A healthy diet defined
A healthy diet is primarily about dietary diversity—consuming a variety of foods across and within food groups to meet energy and essential nutrient requirements. Consumption of a wide variety of whole foods,especially vegetables, fruits, legumes, whole grains and nuts, is particularly important.
In some cases, where diets are inadequate to meet normal physiologic and work demands, an additional focus on meeting energy requirements is also essential. Animal-source foods may make an important contribution to overall dietary diversity, providing a rich source of easily absorbed essential micronutrients and dietary energy.
Because dietary patterns differ from place to place, foods that contribute to diet diversity must be identified based on their local availability throughout the year, their utilizable nutritional content, and the extent to which they are commonly consumed.
Regional differences in food safety must also be taken into account. Food choices that are otherwise diverse are likely to adversely affect overall health if exposed to chemical or microbial contaminants through the food supply chain.

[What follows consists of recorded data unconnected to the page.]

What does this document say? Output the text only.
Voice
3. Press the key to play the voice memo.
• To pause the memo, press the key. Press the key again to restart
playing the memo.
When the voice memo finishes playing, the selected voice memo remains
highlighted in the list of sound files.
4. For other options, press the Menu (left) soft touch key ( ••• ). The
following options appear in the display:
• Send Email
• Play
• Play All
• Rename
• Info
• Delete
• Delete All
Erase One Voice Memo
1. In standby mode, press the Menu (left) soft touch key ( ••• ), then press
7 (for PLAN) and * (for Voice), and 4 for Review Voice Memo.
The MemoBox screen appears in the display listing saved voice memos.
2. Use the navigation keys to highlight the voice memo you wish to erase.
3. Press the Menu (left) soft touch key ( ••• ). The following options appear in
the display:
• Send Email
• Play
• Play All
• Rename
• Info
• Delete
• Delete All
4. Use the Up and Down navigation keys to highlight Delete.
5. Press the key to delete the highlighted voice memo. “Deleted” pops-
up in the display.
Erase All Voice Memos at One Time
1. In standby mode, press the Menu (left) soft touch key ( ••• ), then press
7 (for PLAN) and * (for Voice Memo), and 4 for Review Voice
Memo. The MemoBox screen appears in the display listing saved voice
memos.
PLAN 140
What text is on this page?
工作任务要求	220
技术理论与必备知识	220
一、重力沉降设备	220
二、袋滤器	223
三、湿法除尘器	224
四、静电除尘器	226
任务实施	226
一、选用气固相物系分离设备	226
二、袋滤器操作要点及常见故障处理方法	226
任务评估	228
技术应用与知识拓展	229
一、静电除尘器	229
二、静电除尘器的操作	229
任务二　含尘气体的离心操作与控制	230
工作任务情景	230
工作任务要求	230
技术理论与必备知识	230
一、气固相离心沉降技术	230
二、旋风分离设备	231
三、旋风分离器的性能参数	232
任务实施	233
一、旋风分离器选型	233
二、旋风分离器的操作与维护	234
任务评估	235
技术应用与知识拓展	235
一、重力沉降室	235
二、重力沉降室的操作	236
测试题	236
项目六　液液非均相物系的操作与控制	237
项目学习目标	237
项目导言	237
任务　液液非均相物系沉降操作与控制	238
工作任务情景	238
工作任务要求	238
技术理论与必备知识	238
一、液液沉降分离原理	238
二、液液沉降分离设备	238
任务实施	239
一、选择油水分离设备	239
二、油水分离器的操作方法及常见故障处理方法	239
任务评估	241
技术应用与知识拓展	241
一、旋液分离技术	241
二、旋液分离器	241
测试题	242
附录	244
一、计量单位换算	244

Limiting consumption of highly processed foods is also important for healthy diets and prevention of chronic disease. Such foods—including sugar-sweetened beverages, snack foods, and processed meat products—are commonly high in refined sugars, salt, and saturated fat and low in dietary fiber. In addition, these foods are often
energy dense (high in energy per unit weight) and may contribute to excessive calorie consumption or displace whole foods rich in dietary fiber and micronutrients. A simple approach to assessing the healthfulness of diets, therefore, is to look at the contribution of whole foods to the diet overall rather than individual food products, ingredients, or nutrients.
These guidelines are intended to support community members in educating each other about better food and drink
choices to offer in schools, meetings, homes, cultural and recreational events, and in restaurants.